Building Integrity through Nonviolence Practice

By Dr Roberto Baldoli, Fellow of the Center for European Governance, University of Exeter  and Claudio M. Radaelli, Professor of Public Policy, University College London

Fighting corruption through monetary incentives and sanctions has shown many limitations. Given certain conditions, this approach can even undermine social trust. The shift from anti-corruption to integrity is a key step to overcome these limitations and side-effects. Yet, the focus in the field of integrity is still on institutions or personal conduct. Can we imagine a different way to look at integrity, which creates resilient communities and builds strong institutions from the bottom-up? We make the case for nonviolence as practice.

The Oxford dictionary defines nonviolence as ‘the use of peaceful means, not force, to bring about political or social change’. This force for change is already playing an important but too often unrecognized role in fighting corruption. From the Philippines to India, from Afghanistan to Romania, nonviolent resistance unleashes people power against corrupted governments. Civil society manages to force corrupted governments to resign through stunning work of erosion of the social and political pillars that support corrupt power.

These achievements are important, but nonviolent practice offers more than this. The integrity debate is a perfect illustration of the causal effects of nonviolence. To see this, we begin by observing that nonviolence properly understood, and contrary to conventional wisdom, is not a protest, it is a constructive programme. When it responds to corruption, at the micro level it is embodied in practices that give power to individuals. The power to add to history, even if only with a single act of disobedience that says NO to what has happened until now, the power to offer a hunger strike as vehicle of a dialogue, the power to show how a given corrupt condition can change with a constructive programme. This builds up confidence, resiliency and vision of what is and ought to be. At the collective level, nonviolent practices build integrity bottom-up rather than through top-down implementation of principles, ethics and regulatory benchmarks.

 

This approach starts from the citizens, through a refusal to be led by human fragility and power relations, as the Italian philosopher Aldo Capitini explained. This is not a change in faith; it is a practical opportunity to act differently, hence we talk of nonviolent practice. Nonviolence brings to society a means-oriented approach to the ends (as Karuna Mantena explained), developing transformative actions that build integrity into every social and political process in a society. Underlying this practice is a causal chain: individual nonviolence – social resilience – institutional integrity – reduction of corruption. It empowers each actor involved in the many processes of society, especially but not exclusively with the many techniques listed by Gene Sharp.
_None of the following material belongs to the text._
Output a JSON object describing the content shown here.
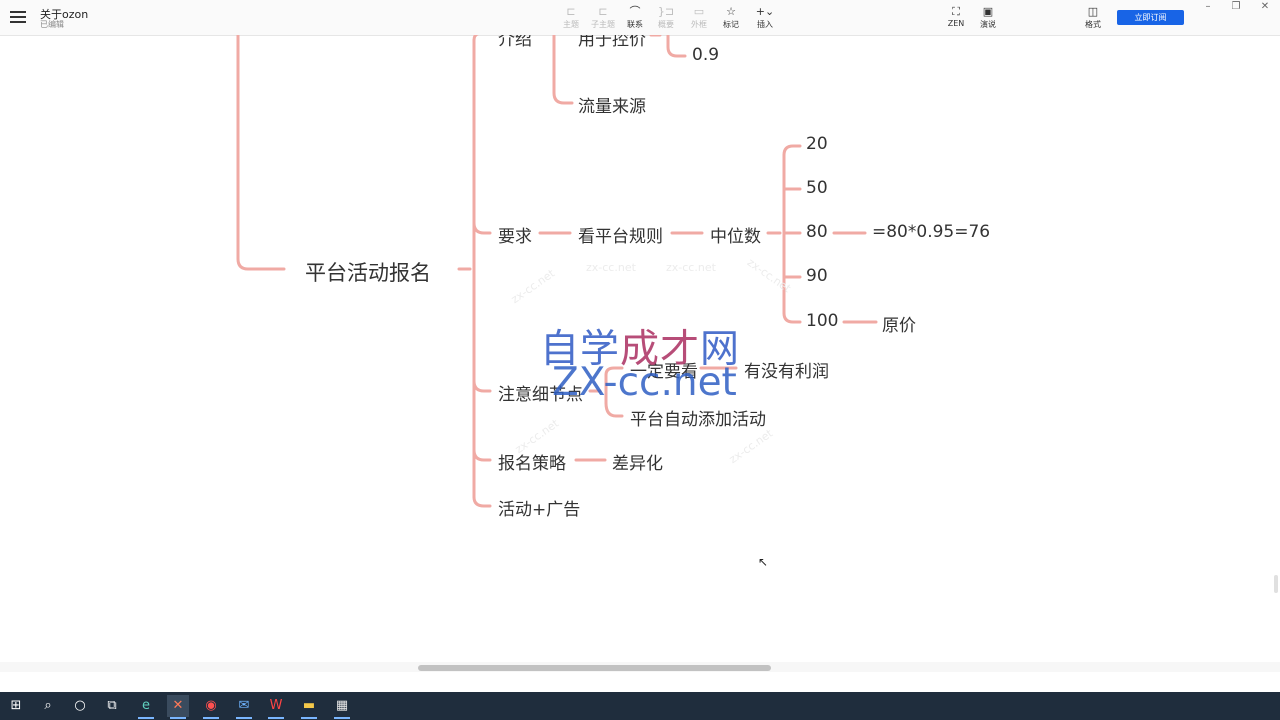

Empowerment is not simply limited to the civil society. It is key that public managers too be empowered to know what to do in certain cases to disrupt the bad institutional work (such as whistle-blowing, working slowly and civil disobedience) and to create the new one. These practices represent a step beyond mere education; they are precious opportunities for the different groups and actors to be heard and raise from fear and passivity. Besides, nonviolence includes in the system more and more people through new mechanisms that makes a community extremely resilient, like the ones studied in the context of civilian resiliency in ferocius civil wars Latin America by Oliver Kaplan.

What role can third parties play from this approach? Certainly, not to impose benchmarks based on top-down interpretations of integrity to communities. They have the chance to work among them and operate like radars, discovering the examples of integrity. They can cultivate and diffuse mechanisms already in place to include everybody in the decision-making process. Along this path, third parties can really empower communities and create the sandwich effect described by Shaazka Beyerle and Maria Stephan.

The aim is the integrity of a society through the inclusion and participation of all its parts in an open, constructive programme for our troubled new century.